Morwenna Carne
Airborne West Penwith scraped abstraction
Morwenna Carne is a fictional painter imagined as having grown up between Pendeen, Zennor and St Just, walking the coast paths in all weathers and sketching from high fields, engine houses and wind-battered headlands. Her work extends the St Ives modernist idea that landscape can be experienced as movement, altitude and bodily sensation rather than as a fixed view. She builds each painting from remembered walks, tide tables, aviation maps, rock strata and changing light, scraping back oil paint until earlier colours surface like buried granite. The result is an abstracted but place-rooted vision of West Penwith: aerial, salt-scoured, muscular and luminous.
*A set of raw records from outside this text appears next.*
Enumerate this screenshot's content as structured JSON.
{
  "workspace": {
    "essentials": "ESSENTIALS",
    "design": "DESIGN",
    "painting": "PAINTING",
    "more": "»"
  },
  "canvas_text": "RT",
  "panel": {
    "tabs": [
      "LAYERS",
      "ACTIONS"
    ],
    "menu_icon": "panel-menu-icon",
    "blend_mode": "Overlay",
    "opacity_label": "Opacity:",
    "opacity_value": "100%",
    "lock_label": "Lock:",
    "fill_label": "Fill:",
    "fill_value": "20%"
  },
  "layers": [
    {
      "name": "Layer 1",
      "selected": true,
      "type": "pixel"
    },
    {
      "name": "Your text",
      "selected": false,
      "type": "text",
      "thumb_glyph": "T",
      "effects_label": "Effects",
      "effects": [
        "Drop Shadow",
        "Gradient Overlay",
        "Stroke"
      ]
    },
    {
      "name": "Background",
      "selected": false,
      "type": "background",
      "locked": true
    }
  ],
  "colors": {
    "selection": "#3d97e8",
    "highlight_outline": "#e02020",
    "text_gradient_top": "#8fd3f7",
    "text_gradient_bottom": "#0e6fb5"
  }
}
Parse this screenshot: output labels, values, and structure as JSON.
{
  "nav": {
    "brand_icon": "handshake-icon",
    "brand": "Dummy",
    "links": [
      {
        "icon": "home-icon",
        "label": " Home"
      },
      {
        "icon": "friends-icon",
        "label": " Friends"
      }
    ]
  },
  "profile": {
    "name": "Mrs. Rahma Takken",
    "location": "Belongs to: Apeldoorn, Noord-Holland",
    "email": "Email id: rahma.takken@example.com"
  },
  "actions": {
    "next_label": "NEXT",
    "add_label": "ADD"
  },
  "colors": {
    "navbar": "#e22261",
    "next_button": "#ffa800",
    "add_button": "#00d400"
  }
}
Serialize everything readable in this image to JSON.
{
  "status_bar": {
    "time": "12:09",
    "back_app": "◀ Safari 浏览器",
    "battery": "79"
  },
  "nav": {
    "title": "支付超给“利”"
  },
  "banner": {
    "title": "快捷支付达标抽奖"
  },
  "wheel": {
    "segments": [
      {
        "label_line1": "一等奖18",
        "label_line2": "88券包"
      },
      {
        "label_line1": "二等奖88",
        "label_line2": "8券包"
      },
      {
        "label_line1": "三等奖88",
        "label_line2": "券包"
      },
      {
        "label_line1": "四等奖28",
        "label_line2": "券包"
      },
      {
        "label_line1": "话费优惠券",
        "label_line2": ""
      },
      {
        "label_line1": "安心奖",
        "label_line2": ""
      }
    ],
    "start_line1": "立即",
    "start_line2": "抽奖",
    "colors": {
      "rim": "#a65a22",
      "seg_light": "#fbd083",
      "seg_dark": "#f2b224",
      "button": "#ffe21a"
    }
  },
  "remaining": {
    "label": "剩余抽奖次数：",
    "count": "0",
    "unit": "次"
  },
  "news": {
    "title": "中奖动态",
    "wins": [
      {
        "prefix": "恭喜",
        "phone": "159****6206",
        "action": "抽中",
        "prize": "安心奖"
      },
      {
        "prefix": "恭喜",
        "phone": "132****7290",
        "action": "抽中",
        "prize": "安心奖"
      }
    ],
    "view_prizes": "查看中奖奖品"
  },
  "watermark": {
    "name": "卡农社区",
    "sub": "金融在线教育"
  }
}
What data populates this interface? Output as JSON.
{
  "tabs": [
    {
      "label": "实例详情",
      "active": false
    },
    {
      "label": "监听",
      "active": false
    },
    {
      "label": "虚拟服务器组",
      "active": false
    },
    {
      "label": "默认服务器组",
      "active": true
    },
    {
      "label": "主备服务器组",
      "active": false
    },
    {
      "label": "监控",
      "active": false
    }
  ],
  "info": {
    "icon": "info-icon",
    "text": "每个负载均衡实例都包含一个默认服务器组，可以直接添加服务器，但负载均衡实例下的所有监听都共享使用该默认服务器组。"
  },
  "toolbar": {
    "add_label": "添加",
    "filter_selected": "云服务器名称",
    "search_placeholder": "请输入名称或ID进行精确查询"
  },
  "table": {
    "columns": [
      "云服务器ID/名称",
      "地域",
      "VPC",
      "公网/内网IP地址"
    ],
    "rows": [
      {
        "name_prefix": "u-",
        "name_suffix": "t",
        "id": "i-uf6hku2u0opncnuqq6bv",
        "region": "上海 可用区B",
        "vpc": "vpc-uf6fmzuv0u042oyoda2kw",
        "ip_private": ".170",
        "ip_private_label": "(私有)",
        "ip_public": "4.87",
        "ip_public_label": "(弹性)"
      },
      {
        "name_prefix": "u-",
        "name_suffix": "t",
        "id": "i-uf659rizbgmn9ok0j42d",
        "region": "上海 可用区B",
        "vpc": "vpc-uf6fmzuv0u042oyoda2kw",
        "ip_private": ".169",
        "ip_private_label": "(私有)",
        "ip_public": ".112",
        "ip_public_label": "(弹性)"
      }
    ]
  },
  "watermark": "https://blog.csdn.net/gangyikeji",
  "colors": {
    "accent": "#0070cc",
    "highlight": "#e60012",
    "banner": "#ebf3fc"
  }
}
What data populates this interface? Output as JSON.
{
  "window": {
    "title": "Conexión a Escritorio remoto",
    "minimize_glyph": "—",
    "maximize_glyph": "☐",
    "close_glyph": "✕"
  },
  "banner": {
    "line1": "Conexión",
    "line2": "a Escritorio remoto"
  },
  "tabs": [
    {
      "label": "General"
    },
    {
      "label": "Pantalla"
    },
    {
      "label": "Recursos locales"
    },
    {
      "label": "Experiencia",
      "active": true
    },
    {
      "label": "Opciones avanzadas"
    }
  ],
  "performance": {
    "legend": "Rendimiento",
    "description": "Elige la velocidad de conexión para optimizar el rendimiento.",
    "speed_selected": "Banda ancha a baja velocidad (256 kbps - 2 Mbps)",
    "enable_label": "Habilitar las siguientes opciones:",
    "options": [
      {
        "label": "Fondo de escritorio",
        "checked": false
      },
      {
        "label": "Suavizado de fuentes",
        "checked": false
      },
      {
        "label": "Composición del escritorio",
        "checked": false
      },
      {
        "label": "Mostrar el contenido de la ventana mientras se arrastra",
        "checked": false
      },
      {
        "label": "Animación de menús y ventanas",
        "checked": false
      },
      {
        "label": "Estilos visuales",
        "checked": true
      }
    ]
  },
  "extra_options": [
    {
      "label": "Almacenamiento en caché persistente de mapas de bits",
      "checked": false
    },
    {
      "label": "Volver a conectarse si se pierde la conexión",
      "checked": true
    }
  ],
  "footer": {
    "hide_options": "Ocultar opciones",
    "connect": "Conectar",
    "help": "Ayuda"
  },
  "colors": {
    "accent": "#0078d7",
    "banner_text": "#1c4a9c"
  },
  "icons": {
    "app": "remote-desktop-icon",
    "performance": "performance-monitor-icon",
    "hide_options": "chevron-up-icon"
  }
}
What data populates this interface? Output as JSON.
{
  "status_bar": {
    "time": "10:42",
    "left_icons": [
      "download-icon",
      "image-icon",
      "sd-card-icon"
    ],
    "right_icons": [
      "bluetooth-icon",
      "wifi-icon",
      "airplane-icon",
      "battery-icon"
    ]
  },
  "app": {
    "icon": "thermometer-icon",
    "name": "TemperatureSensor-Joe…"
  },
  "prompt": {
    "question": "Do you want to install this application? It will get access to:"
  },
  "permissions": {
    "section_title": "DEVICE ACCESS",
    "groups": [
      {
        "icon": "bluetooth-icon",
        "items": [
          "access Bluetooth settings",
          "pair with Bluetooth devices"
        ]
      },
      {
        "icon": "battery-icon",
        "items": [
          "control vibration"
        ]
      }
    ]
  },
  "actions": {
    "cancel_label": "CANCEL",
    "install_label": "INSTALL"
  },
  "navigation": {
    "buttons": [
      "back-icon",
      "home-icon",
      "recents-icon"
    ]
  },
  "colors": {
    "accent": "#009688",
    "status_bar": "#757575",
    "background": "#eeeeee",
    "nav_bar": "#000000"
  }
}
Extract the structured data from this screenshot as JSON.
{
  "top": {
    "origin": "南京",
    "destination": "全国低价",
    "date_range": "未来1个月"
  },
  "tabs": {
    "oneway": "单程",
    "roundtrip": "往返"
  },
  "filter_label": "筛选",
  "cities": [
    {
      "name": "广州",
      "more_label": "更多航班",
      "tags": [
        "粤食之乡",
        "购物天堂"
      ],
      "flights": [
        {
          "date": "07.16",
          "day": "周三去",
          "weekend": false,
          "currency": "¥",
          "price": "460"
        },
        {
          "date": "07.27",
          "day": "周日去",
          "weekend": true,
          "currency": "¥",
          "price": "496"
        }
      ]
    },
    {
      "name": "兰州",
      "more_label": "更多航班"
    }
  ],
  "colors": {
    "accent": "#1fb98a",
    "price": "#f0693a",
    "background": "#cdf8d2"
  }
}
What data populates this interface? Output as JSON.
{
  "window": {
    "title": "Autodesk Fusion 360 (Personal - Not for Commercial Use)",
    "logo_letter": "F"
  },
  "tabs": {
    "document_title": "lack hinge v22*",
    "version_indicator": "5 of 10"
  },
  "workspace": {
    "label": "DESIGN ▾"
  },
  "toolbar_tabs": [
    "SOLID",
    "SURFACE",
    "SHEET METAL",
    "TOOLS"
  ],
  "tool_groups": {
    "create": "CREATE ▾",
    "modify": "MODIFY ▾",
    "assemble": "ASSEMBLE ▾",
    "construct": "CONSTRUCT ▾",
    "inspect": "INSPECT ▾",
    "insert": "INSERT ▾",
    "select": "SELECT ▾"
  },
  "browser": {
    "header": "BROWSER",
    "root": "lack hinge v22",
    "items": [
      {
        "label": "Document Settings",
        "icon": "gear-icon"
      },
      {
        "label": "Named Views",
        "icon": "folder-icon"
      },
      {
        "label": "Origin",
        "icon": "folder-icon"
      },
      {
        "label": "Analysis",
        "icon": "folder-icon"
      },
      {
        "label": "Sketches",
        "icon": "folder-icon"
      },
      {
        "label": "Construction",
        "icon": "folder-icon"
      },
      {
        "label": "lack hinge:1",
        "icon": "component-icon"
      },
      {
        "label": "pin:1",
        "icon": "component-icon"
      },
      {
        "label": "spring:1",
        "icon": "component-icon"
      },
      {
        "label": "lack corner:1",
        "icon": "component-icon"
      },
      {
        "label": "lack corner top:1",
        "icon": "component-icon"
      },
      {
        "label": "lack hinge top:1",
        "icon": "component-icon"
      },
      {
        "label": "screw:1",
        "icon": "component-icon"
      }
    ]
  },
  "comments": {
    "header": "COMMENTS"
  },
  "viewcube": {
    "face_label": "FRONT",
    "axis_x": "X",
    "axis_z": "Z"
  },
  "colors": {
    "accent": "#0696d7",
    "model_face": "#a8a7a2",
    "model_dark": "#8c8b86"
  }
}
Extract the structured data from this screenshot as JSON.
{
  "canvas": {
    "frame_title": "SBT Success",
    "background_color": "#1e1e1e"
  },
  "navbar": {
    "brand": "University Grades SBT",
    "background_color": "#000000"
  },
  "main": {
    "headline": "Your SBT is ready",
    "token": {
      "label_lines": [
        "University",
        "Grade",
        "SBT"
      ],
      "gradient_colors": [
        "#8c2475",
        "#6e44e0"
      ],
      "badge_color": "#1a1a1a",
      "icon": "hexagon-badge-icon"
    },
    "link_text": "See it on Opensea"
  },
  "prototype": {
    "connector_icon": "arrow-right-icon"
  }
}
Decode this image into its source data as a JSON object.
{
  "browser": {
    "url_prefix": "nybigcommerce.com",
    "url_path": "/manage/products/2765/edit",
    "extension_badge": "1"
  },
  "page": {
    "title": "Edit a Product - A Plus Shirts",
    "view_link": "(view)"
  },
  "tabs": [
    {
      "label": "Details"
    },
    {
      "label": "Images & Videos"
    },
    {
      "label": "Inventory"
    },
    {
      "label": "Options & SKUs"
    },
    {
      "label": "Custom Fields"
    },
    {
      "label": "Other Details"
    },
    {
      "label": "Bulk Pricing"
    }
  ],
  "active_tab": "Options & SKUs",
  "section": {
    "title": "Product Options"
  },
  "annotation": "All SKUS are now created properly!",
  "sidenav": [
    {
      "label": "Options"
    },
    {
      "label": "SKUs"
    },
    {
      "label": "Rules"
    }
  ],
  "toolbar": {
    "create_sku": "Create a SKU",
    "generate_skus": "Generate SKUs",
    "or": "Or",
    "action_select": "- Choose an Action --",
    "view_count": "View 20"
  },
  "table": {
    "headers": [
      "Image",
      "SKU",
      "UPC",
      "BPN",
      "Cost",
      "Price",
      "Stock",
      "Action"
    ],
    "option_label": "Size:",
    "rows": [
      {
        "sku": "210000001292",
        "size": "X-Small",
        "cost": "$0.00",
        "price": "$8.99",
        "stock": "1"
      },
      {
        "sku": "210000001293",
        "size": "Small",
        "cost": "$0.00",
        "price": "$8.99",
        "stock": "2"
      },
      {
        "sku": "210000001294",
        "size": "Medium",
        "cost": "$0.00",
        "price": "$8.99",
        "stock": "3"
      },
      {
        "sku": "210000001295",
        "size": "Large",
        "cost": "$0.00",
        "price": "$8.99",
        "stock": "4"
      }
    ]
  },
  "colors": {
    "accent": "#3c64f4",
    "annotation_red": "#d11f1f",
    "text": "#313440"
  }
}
Morwenna Carne makes West Penwith feel seen from cliff-edge, cockpit and memory at once: headlands tilt, coves compress, and weather becomes a physical force across the canvas. Her scraped and scumbled oils keep one foot in recognisable place while breaking land, sea and sky into sweeping pressure-systems of colour and gesture.
Inspirations
- Peter Lanyon's airborne St Ives abstraction
- West Penwith cliffs and headlands
- Atlantic weather systems
- Cornish granite, tin and field patterns
- post-war British gestural modernism
- coast-path walking and aerial mapping
Signature features
- tilted aerial viewpoint with no stable horizon
- interlocking cliff, field and sea planes
- palette-knife scrapes exposing bright underpaint
- scumbled white and grey veils suggesting Atlantic weather
- black, umber or Prussian-blue sgraffito lines like paths, faults and flight tracks
- compressed coves and headlands reduced to angular colour masses
- sweeping diagonal gestures evoking wind and wave energy
- small flashes of gorse yellow, rust or buoy red as spatial anchors
16 works in the collection.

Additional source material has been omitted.